Cloud storage services: the big four compared
Dropbox is arguably the archetypal cloud storage service, and one of the first services to demonstrate the potential of cloud computing to the mainstream user. Despite concerns about security, it has become a popular tool in enterprise.
End users who used it and loved it within their personal computing bought it to work, and now many companies – officially or unofficially – use it as a quick and dirty system for sharing files between multiple users, perhaps across multiple companies and locations. What’s more, with its easy sync capabilities it’s a fine means of keeping key files up to date and accessible across desktop and laptop PCs and mobile devices.

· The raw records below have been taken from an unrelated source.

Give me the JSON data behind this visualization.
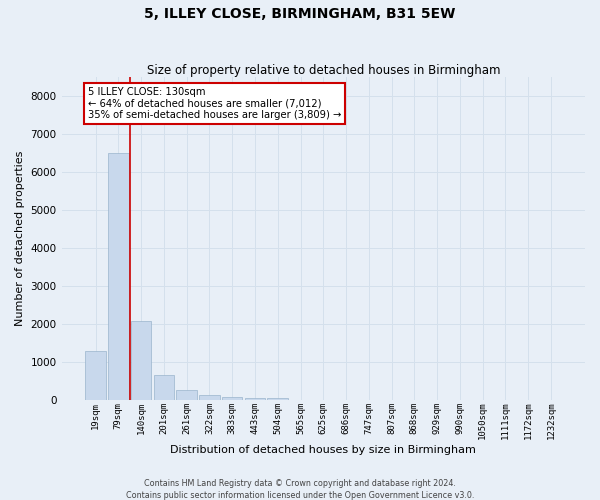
{
  "title": "5, ILLEY CLOSE, BIRMINGHAM, B31 5EW",
  "subtitle": "Size of property relative to detached houses in Birmingham",
  "xlabel": "Distribution of detached houses by size in Birmingham",
  "ylabel": "Number of detached properties",
  "categories": [
    "19sqm",
    "79sqm",
    "140sqm",
    "201sqm",
    "261sqm",
    "322sqm",
    "383sqm",
    "443sqm",
    "504sqm",
    "565sqm",
    "625sqm",
    "686sqm",
    "747sqm",
    "807sqm",
    "868sqm",
    "929sqm",
    "990sqm",
    "1050sqm",
    "1111sqm",
    "1172sqm",
    "1232sqm"
  ],
  "values": [
    1300,
    6500,
    2080,
    660,
    280,
    150,
    100,
    60,
    55,
    0,
    0,
    0,
    0,
    0,
    0,
    0,
    0,
    0,
    0,
    0,
    0
  ],
  "bar_color": "#c8d8ec",
  "bar_edge_color": "#9ab4cc",
  "vline_color": "#cc0000",
  "annotation_text": "5 ILLEY CLOSE: 130sqm\n← 64% of detached houses are smaller (7,012)\n35% of semi-detached houses are larger (3,809) →",
  "annotation_box_facecolor": "#ffffff",
  "annotation_box_edgecolor": "#cc0000",
  "ylim": [
    0,
    8500
  ],
  "yticks": [
    0,
    1000,
    2000,
    3000,
    4000,
    5000,
    6000,
    7000,
    8000
  ],
  "grid_color": "#d4e0ec",
  "background_color": "#e8eff7",
  "footer_line1": "Contains HM Land Registry data © Crown copyright and database right 2024.",
  "footer_line2": "Contains public sector information licensed under the Open Government Licence v3.0.",
  "title_fontsize": 10,
  "subtitle_fontsize": 8.5,
  "tick_fontsize": 6.5,
  "ylabel_fontsize": 8,
  "xlabel_fontsize": 8,
  "footer_fontsize": 5.8,
  "annot_fontsize": 7.2
}
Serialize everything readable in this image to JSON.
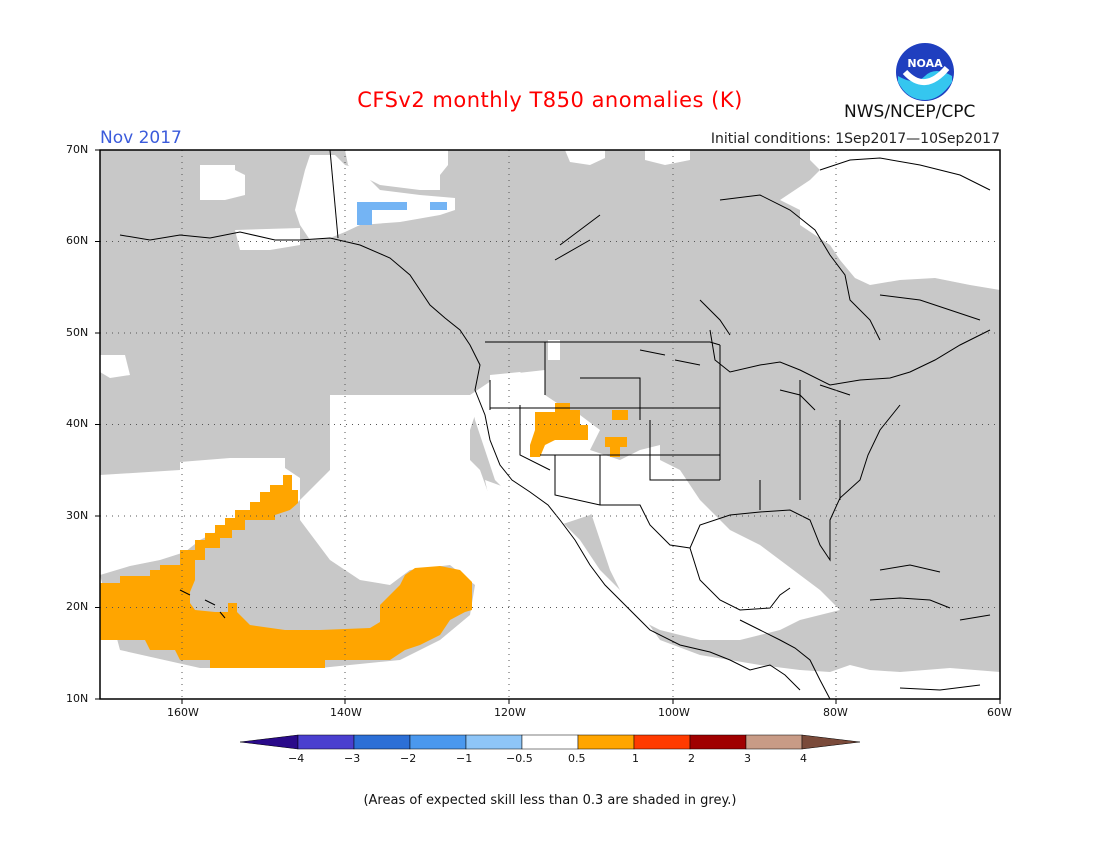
{
  "title": "CFSv2 monthly T850 anomalies (K)",
  "period": "Nov 2017",
  "initial_conditions": "Initial conditions: 1Sep2017—10Sep2017",
  "agency": "NWS/NCEP/CPC",
  "logo": {
    "name": "noaa-logo",
    "text": "NOAA"
  },
  "colors": {
    "title": "#ff0000",
    "period": "#3b5bdb",
    "grey_low_skill": "#c8c8c8",
    "warm_anomaly": "#ffa500",
    "cool_anomaly": "#74b4f4",
    "land_outline": "#000000"
  },
  "map": {
    "lon_range": [
      -170,
      -60
    ],
    "lat_range": [
      10,
      70
    ],
    "lat_labels": [
      "70N",
      "60N",
      "50N",
      "40N",
      "30N",
      "20N",
      "10N"
    ],
    "lon_labels": [
      "160W",
      "140W",
      "120W",
      "100W",
      "80W",
      "60W"
    ]
  },
  "colorbar": {
    "ticks": [
      "−4",
      "−3",
      "−2",
      "−1",
      "−0.5",
      "0.5",
      "1",
      "2",
      "3",
      "4"
    ],
    "colors": [
      "#2a0a8a",
      "#4a3fcf",
      "#2c6fd6",
      "#4a98ee",
      "#8ec5f7",
      "#ffffff",
      "#ffa500",
      "#ff3b00",
      "#a00000",
      "#c89b86",
      "#7a4a3a"
    ]
  },
  "note": "(Areas of expected skill less than 0.3 are shaded in grey.)"
}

However, Dropbox has never been the only option. From the start, Microsoft took its own approach to cloud storage with its Live Mesh and SkyDrive services, and now that Microsoft has rolled Live Mesh’s synchronisation features into a Windows 8-ready SkyDrive, it’s an extremely compelling alternative.
Box.Net has been providing online storage since 2005, and now offers synchronisation in its Box for Business product, while Google Drive now incorporates online storage and synchronisation features along with integrated online office apps. All four services have advantages that might suit the way you do business.
Price: 5GB Free, 1TB for £11 per user per month
Like Dropbox, SkyDrive and Google Drive, Box.Net has a free option with 5GB of storage space, but this comes with limitations, including a 100MB limit for individual files and a lack of synchronisation features. Step up to the premium Box for Business plan, however, and it becomes a much more attractive proposition. Your company gets a generous 1TB of storage space that can be shared between three and 500 users, the 100MB limit goes up to 2GB, and the Box Sync applet enables synchronisation between a My Box Files folder across multiple PCs.
However, Box.net is more than a me-too product. The Business Plan comes with a comprehensive admin panel that allows you to add and remove users, assign rights to specific folders and monitor file uploads, downloads and changes. Files and folders can be shared with other Box users by inviting them to collaborate, or with non-Box users through an email link. Once you have collaborators, it’s easy for everyone to comment on files, and even assign tasks and deadlines to their colleagues. In a way, Box.net is becoming less a cloud storage service and more a cloud-based workflow tool.
Other useful features include versioning with a full version history, the ability to lock files against further versions or editing, and mobile apps for iOS, Android, Windows Phone and Blackberry, allowing you to view and comment on files while on the move. What’s more, plug-in apps mean Box can integrate with Microsoft Office or Google Apps, so that you can save files to and from Box.net from within the relevant Office suites. You won’t find the integration quite as slick as with SkyDrive and Google Drive, respectively, but at least you’re not tied into one system. Beyond this, a wide array of third-party applications can be configured to work direct with Box.net.
With the Business plan, Box.net is a strong cloud storage service. The Web-based interface is easy to use, there are plenty of security options, including SSL encrypted transfers, and – unlike rival services – files are encrypted while at rest. In our tests the sync and sharing features worked seamlessly. Speeds are also good with 511MB of files uploading within two hours and downloading to a second PC in just 18 minutes and 36 seconds. Files edited on one machine synced between the two in under 1 minute and 18 seconds.
The biggest issue is the price. Box.net for Business costs £11.99 per user per month, which is expensive in comparison to the Microsoft, Dropbox and Google options. The file preview features also don’t work quite as well as Microsoft or Google’s, with some Office documents refusing to display in Firefox but showing up fine in Internet Explorer. Box.net is well worth considering for its advanced administration and collaboration features, but it’s not as quick and intuitive as Dropbox or as effectively tied into Windows and Office as SkyDrive – nor as easily affordable.